Drools - A great BRMS API. Very useful to manage your ever changing business rules.

chedine
+4  A: 

Liquibase

For managing database updates.supports many databases and is extensible for custom requirements.

daedlus
+1  A: 

Restlet is an excellent framework for building and/or working with RESTful systems.
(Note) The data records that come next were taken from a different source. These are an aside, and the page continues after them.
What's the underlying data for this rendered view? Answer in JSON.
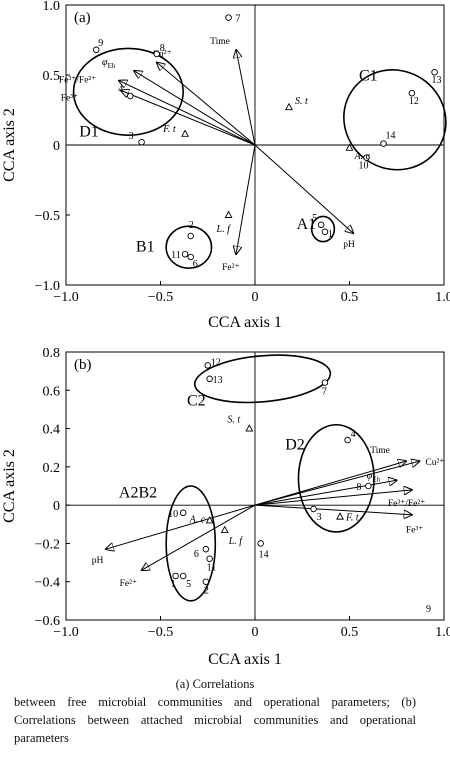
{
  "caption": {
    "line1": "(a) Correlations",
    "line2": "between free microbial communities and operational parameters; (b) Correlations between attached microbial communities and operational parameters"
  },
  "chart_data": [
    {
      "type": "scatter",
      "panel_label": "(a)",
      "xlabel": "CCA axis 1",
      "ylabel": "CCA axis 2",
      "xlim": [
        -1.0,
        1.0
      ],
      "ylim": [
        -1.0,
        1.0
      ],
      "xticks": [
        -1.0,
        -0.5,
        0,
        0.5,
        1.0
      ],
      "xtick_labels": [
        "−1.0",
        "−0.5",
        "0",
        "0.5",
        "1.0"
      ],
      "yticks": [
        -1.0,
        -0.5,
        0,
        0.5,
        1.0
      ],
      "ytick_labels": [
        "−1.0",
        "−0.5",
        "0",
        "0.5",
        "1.0"
      ],
      "samples": [
        {
          "label": "1",
          "x": 0.37,
          "y": -0.62
        },
        {
          "label": "2",
          "x": -0.34,
          "y": -0.65
        },
        {
          "label": "3",
          "x": -0.6,
          "y": 0.02
        },
        {
          "label": "4",
          "x": -0.66,
          "y": 0.35
        },
        {
          "label": "5",
          "x": 0.35,
          "y": -0.57
        },
        {
          "label": "6",
          "x": -0.34,
          "y": -0.8
        },
        {
          "label": "7",
          "x": -0.14,
          "y": 0.91
        },
        {
          "label": "8",
          "x": -0.52,
          "y": 0.65
        },
        {
          "label": "9",
          "x": -0.84,
          "y": 0.68
        },
        {
          "label": "10",
          "x": 0.59,
          "y": -0.09
        },
        {
          "label": "11",
          "x": -0.37,
          "y": -0.78
        },
        {
          "label": "12",
          "x": 0.83,
          "y": 0.37
        },
        {
          "label": "13",
          "x": 0.95,
          "y": 0.52
        },
        {
          "label": "14",
          "x": 0.68,
          "y": 0.01
        }
      ],
      "species": [
        {
          "label": "F. t",
          "x": -0.37,
          "y": 0.08
        },
        {
          "label": "S. t",
          "x": 0.18,
          "y": 0.27
        },
        {
          "label": "A. c",
          "x": 0.5,
          "y": -0.02
        },
        {
          "label": "L. f",
          "x": -0.14,
          "y": -0.5
        }
      ],
      "vectors": [
        {
          "label": "Time",
          "x": -0.1,
          "y": 0.68
        },
        {
          "label": "Cu²⁺",
          "x": -0.52,
          "y": 0.59
        },
        {
          "label": "φEh",
          "x": -0.64,
          "y": 0.53
        },
        {
          "label": "Fe³⁺/Fe²⁺",
          "x": -0.72,
          "y": 0.46
        },
        {
          "label": "Fe³⁺",
          "x": -0.71,
          "y": 0.39
        },
        {
          "label": "pH",
          "x": 0.52,
          "y": -0.63
        },
        {
          "label": "Fe²⁺",
          "x": -0.1,
          "y": -0.78
        }
      ],
      "groups": [
        {
          "label": "D1",
          "cx": -0.67,
          "cy": 0.38,
          "rx": 0.29,
          "ry": 0.31
        },
        {
          "label": "C1",
          "cx": 0.74,
          "cy": 0.18,
          "rx": 0.26,
          "ry": 0.37,
          "rotation_deg": -57
        },
        {
          "label": "B1",
          "cx": -0.35,
          "cy": -0.73,
          "rx": 0.12,
          "ry": 0.15
        },
        {
          "label": "A1",
          "cx": 0.36,
          "cy": -0.6,
          "rx": 0.06,
          "ry": 0.09
        }
      ]
    },
    {
      "type": "scatter",
      "panel_label": "(b)",
      "xlabel": "CCA axis 1",
      "ylabel": "CCA axis 2",
      "xlim": [
        -1.0,
        1.0
      ],
      "ylim": [
        -0.6,
        0.8
      ],
      "xticks": [
        -1.0,
        -0.5,
        0,
        0.5,
        1.0
      ],
      "xtick_labels": [
        "−1.0",
        "−0.5",
        "0",
        "0.5",
        "1.0"
      ],
      "yticks": [
        -0.6,
        -0.4,
        -0.2,
        0,
        0.2,
        0.4,
        0.6,
        0.8
      ],
      "ytick_labels": [
        "−0.6",
        "−0.4",
        "−0.2",
        "0",
        "0.2",
        "0.4",
        "0.6",
        "0.8"
      ],
      "samples": [
        {
          "label": "1",
          "x": -0.42,
          "y": -0.37
        },
        {
          "label": "2",
          "x": -0.26,
          "y": -0.4
        },
        {
          "label": "3",
          "x": 0.31,
          "y": -0.02
        },
        {
          "label": "4",
          "x": 0.49,
          "y": 0.34
        },
        {
          "label": "5",
          "x": -0.38,
          "y": -0.37
        },
        {
          "label": "6",
          "x": -0.26,
          "y": -0.23
        },
        {
          "label": "7",
          "x": 0.37,
          "y": 0.64
        },
        {
          "label": "8",
          "x": 0.6,
          "y": 0.1
        },
        {
          "label": "10",
          "x": -0.38,
          "y": -0.04
        },
        {
          "label": "11",
          "x": -0.24,
          "y": -0.28
        },
        {
          "label": "12",
          "x": -0.25,
          "y": 0.73
        },
        {
          "label": "13",
          "x": -0.24,
          "y": 0.66
        },
        {
          "label": "14",
          "x": 0.03,
          "y": -0.2
        }
      ],
      "corner_label": "9",
      "species": [
        {
          "label": "S. t",
          "x": -0.03,
          "y": 0.4
        },
        {
          "label": "A. c",
          "x": -0.24,
          "y": -0.08
        },
        {
          "label": "L. f",
          "x": -0.16,
          "y": -0.13
        },
        {
          "label": "F. t",
          "x": 0.45,
          "y": -0.06
        }
      ],
      "vectors": [
        {
          "label": "Time",
          "x": 0.8,
          "y": 0.23
        },
        {
          "label": "Cu²⁺",
          "x": 0.87,
          "y": 0.23
        },
        {
          "label": "φEh",
          "x": 0.75,
          "y": 0.13
        },
        {
          "label": "Fe³⁺/Fe²⁺",
          "x": 0.83,
          "y": 0.08
        },
        {
          "label": "Fe³⁺",
          "x": 0.83,
          "y": -0.05
        },
        {
          "label": "pH",
          "x": -0.79,
          "y": -0.23
        },
        {
          "label": "Fe²⁺",
          "x": -0.6,
          "y": -0.34
        }
      ],
      "groups": [
        {
          "label": "C2",
          "cx": 0.04,
          "cy": 0.66,
          "rx": 0.36,
          "ry": 0.12,
          "rotation_deg": -5
        },
        {
          "label": "D2",
          "cx": 0.43,
          "cy": 0.14,
          "rx": 0.2,
          "ry": 0.28
        },
        {
          "label": "A2B2",
          "cx": -0.34,
          "cy": -0.2,
          "rx": 0.13,
          "ry": 0.3
        }
      ]
    }
  ]
}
I've been using it in many production systems for years and it's been a huge boon.

Avi Flax
A: 

Nekohtml - tidy up html into xml document for data processing (xpath/xslt)

http://nekohtml.sourceforge.net/

TagSoup - a SAX-compliant parser written in Java that, instead of parsing well-formed or valid XML, parses HTML as it is found in the wild

http://home.ccil.org/~cowan/XML/tagsoup/

jacklty
+4  A: 

Guava: Google Core Libraries for Java 1.5+

rich
+1. See [this post](http://stackoverflow.com/questions/130095/most-useful-free-third-party-java-libraries/132639#132639) for Google Collections specific comments, etc. (Google Collections is now part of Guava.)
Jonik
+1  A: 

Nobody mentioned Java image utilities??

A Java library for loading, editing, analyzing and saving pixel image files.

It supports various file formats.

Provides demo applications for the command line. It has AWT GUI toolkit too.